The HPE Distributed Action Handler (HPE DAH) is a server that distributes ACI actions to HPE IDOL Servers. Distribution enables you to scale your system in a linear manner, increasing the speed at which it runs actions and saving processing time. Having multiple IDOL Servers also ensures uninterrupted service if any IDOL Server fails.
The setup of your IDOL Servers is independent of the HPE DAH, because they are architecturally unaware of it.
You can run the HPE DAH in the following modes:
Mirror mode. The child servers (the servers that the HPE DAH distributes actions to) are identical—that is, each one is configured the same way and contains the same data as the others.
Non-mirror mode. The child servers are all different—that is, each one is configured differently and contains different data from the others. If you run the HPE DAH in non-mirror mode, you must set up virtual databases (VDBs) of the following types:
Combinator VDB. The virtual database forwards an action to all the databases that it represents. The VDB collates and sorts the results before it returns them.
Distributor VDB. The virtual database forwards an action to one of the databases that it represents. These databases must be identical (that is, all the databases are exact copies of each other and contain the same data). The distribution method determines which database the distributor VDB forwards actions to.

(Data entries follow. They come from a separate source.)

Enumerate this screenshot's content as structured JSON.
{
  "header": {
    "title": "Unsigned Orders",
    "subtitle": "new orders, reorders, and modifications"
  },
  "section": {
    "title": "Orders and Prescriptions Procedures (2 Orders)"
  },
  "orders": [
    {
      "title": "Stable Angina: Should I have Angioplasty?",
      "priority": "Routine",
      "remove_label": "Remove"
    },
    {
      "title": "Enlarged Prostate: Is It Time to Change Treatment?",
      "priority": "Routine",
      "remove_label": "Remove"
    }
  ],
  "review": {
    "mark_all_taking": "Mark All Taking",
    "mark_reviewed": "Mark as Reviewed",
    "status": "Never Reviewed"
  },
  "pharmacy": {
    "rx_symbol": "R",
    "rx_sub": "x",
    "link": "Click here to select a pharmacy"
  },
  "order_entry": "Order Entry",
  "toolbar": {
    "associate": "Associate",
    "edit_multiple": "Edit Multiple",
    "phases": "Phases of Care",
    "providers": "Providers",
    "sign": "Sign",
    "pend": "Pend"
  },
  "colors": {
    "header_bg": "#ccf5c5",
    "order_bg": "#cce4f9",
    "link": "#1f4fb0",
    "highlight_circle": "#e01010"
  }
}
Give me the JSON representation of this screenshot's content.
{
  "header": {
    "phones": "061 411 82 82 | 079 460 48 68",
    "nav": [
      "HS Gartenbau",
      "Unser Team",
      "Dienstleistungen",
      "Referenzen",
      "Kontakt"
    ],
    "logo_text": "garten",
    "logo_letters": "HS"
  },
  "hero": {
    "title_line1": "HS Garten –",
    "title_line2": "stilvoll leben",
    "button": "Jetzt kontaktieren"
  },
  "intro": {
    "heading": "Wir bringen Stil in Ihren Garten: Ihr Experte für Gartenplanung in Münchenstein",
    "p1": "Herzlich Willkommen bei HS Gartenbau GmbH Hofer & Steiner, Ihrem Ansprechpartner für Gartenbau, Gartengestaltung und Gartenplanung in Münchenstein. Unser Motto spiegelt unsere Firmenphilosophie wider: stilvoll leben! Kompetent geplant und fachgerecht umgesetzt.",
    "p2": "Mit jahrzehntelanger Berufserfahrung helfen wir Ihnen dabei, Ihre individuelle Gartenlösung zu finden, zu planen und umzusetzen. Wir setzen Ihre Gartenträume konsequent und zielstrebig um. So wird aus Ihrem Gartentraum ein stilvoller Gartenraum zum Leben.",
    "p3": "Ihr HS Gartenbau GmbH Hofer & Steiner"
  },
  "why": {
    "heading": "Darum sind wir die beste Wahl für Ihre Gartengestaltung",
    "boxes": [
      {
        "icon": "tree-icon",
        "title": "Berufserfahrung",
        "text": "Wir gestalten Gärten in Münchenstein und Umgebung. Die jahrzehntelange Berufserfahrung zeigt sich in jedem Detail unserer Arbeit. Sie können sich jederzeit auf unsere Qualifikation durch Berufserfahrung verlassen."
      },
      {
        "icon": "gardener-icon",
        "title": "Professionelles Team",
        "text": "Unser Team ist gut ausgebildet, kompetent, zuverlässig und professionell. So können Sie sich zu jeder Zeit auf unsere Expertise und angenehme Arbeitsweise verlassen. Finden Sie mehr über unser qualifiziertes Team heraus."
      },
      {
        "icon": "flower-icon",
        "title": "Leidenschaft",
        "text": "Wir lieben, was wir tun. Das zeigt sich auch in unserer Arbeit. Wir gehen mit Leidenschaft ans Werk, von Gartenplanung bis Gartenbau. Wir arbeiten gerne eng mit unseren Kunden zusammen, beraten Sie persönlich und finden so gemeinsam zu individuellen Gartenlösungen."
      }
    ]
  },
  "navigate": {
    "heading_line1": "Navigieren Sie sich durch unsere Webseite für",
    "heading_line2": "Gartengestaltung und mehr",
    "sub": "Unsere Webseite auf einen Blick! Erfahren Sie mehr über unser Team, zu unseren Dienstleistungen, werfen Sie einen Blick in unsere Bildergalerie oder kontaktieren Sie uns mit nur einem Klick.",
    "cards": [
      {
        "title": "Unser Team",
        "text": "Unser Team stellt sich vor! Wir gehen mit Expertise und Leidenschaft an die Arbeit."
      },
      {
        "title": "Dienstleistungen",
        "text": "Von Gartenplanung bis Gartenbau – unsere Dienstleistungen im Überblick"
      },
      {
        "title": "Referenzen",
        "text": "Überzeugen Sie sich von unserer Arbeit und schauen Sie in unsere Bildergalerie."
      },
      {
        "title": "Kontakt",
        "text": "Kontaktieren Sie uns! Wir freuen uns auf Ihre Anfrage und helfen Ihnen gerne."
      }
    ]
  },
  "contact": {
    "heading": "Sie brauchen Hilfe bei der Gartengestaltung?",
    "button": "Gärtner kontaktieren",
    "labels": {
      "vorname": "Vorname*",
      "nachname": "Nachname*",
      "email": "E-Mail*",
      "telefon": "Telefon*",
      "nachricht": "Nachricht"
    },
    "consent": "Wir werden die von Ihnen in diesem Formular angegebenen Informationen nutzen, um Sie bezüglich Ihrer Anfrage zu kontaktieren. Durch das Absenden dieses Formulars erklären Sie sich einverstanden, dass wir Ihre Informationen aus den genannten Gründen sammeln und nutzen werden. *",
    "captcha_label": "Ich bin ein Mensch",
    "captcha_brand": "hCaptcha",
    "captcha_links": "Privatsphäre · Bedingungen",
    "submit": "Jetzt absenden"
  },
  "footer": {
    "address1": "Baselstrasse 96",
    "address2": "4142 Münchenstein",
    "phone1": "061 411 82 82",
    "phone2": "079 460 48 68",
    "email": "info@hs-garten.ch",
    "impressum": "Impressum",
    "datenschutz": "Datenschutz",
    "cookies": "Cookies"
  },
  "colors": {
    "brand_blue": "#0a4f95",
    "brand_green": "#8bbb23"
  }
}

Virtual databases can map to IDOL Server databases or to other virtual databases that you set up for the HPE DAH.
However, in general, HPE recommends that combinator virtual databases map only to other virtual databases (combinator VDBs combine results from distributor VDBs). Distributor databases normally map directly to the IDOL Server databases. HPE recommends that you do not use them to distribute queries to combinator VDBs.